I'm an undergraduate at UC Berkeley majoring in Computer Science and Pure Mathematics. During my time at Berkeley, I've focused on a wide variety of subjects including Machine Learning, Deep Reinforcement Learning, Operating Systems, Combinatorial Algorithms, Real and Functional Analysis, and Abstract Algebra. I usually spend my day playing piano, solving math problems, programming something new, or (as of recently) playing go. I'll be primarily using my website to post my notes on some of the classes I've taken or posting some random insight to my blog.
During the summer of 2019, I worked as a Software Development Intern at Amazon with the Treasure Truck team. My project was to create a web application for handling permissions to access an internal-use Android application. I wrote the frontend in Angular Typescript and backend with Spring Framework, while also working with a DynamoDB database which stored these permissions.
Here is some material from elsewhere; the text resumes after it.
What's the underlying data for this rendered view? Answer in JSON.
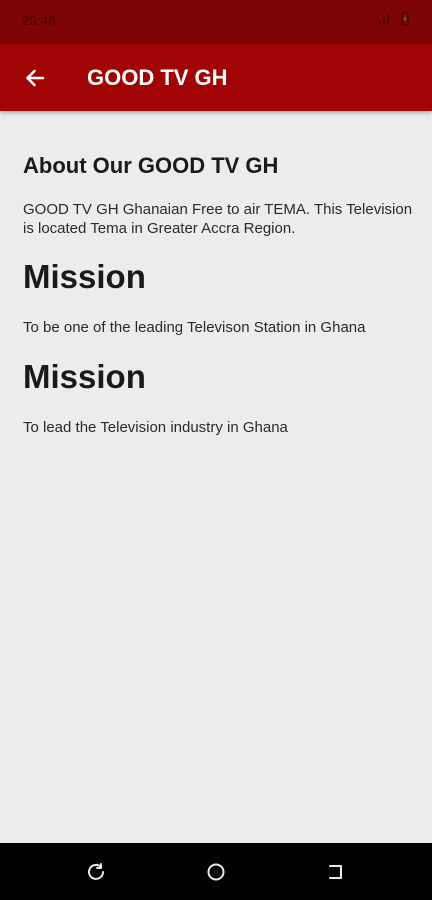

Currently, I do research in Professor Jennifer Listgarten's lab which focuses on applying Machine Learning to Biology. The project that I am working on is a novel method to aggregate several datasets measured with possibly different calibrations and apply regression on all of these simultaneously while achieving better results than naively applying regression on the union of these datasets. The high level approach is to do so by computing the maximum likelihood model. This should ultimately be applicable to many biological datasets as datasets in biology are generally limited.
One of the first projects I've worked on was MIX. MIX is a hypothetical computer with a small memory space and simple assembly language that was designed by Donald Knuth in order to write his renown textbooks: The Art of Computer Programming. This was my first interaction with an assembly language, so I created an Assembler and Simulator for MIX. This was written completely in Java.